The Pope is on the money about the below - so long as we are talking about a discussion of trivia or gossip - or in this context deliberately attempting to acquire (or feigning) spiritual gifts not freely equipped from God.

Knowing a child is being abused or hurt, learning priests or teachers are re-setting moral compasses to zero with their insidious agendas -- the failure to pursue a remedy for the victims of such abuse is a vice, not a virtue.
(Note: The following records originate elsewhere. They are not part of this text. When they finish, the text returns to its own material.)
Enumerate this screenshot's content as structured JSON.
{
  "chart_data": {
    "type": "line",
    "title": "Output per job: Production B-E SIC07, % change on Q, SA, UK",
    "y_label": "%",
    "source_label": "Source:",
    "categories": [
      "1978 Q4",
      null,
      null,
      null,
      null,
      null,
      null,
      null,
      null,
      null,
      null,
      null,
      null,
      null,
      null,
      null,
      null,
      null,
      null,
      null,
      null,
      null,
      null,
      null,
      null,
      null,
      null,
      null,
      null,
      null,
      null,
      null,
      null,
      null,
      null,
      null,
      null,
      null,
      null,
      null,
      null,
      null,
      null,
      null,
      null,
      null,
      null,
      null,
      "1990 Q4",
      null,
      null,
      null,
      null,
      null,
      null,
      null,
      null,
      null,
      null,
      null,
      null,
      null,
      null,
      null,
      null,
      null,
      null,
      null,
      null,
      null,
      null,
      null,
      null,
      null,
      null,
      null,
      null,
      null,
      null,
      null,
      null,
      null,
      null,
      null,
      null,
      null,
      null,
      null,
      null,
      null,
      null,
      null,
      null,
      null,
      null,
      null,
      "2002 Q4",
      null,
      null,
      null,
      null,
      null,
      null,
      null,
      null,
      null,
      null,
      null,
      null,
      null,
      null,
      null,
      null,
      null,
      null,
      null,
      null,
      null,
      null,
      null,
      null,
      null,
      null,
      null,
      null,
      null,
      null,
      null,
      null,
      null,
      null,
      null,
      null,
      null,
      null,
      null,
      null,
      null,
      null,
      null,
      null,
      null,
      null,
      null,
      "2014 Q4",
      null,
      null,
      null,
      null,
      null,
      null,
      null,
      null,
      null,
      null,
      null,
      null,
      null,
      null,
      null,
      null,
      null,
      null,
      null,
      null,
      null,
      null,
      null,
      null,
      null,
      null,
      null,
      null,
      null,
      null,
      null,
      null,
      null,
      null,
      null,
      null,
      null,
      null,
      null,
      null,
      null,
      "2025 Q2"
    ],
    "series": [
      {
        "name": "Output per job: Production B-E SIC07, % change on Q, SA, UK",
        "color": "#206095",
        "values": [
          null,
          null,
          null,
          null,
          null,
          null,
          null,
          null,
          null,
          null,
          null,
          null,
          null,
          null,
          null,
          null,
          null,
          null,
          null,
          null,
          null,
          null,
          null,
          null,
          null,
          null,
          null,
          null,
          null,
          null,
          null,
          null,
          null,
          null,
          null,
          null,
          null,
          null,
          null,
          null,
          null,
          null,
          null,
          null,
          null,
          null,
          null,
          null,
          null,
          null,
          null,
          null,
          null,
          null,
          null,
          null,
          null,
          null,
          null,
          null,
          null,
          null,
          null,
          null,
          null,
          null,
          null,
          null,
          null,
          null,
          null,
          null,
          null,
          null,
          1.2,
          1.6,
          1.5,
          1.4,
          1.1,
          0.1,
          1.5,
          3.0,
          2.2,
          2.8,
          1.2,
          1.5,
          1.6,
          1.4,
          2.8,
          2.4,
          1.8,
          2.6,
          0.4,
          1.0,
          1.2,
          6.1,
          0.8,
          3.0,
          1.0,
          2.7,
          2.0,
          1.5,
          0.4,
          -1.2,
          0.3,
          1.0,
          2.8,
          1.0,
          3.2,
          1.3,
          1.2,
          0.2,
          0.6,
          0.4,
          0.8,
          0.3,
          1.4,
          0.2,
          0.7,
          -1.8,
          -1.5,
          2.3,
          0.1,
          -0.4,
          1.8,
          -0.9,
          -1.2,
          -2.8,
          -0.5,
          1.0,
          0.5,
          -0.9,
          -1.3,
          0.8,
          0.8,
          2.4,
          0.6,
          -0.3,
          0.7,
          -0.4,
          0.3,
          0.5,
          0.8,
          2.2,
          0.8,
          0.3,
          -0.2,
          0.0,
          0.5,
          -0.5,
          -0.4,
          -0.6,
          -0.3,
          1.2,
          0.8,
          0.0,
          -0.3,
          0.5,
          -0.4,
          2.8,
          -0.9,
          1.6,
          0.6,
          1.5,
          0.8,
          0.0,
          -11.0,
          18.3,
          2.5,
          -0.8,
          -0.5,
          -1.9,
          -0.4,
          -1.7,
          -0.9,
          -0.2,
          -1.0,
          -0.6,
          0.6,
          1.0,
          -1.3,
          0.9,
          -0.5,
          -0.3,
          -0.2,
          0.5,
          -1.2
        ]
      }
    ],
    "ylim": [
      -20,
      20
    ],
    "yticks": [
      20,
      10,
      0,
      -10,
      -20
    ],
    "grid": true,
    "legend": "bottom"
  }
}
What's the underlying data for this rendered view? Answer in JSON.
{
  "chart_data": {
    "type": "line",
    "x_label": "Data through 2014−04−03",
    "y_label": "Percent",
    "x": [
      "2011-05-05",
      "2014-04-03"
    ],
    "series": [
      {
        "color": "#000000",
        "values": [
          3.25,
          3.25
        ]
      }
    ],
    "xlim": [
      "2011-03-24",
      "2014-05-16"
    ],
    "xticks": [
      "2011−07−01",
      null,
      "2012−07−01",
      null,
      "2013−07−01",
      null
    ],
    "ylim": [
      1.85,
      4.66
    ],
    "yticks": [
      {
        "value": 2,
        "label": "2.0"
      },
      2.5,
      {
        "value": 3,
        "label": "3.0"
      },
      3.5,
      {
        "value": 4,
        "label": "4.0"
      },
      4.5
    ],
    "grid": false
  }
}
Pope Francis, Nov. 2013-"Saint Teresa of the Child Jesus would say that she had always to stop herself before the spirit of curiosity," he said. "When she spoke with another sister and this sister was telling a story about the family, about people, sometimes the subject would change, and she would want to know the end of the story. But she felt that this was not the spirit of God, because it was a spirit of dispersion, of curiosity. The Kingdom of God is among us: do not seek strange things, do not seek novelties with this worldly curiosity. Let us allow the Spirit to lead us forward in that wisdom, which is like a soft breeze," he said. "This is the Spirit of the Kingdom of God, of which Jesus speaks. So be it".

TTC said...

Peter, make a mess.

Steve Dalton said...

I have no use for this holy roller foolishness. This 'speaking in tongues' stuff is nothing but a bunch of adults acting like kids, babbling nonsense that have no meaning in any known language. If the Pope and the bishops had any regard for the true traditions of the Church, they would denounce and forbid this Asian Carp, Protestant heresy to exist in the Catholic Church period!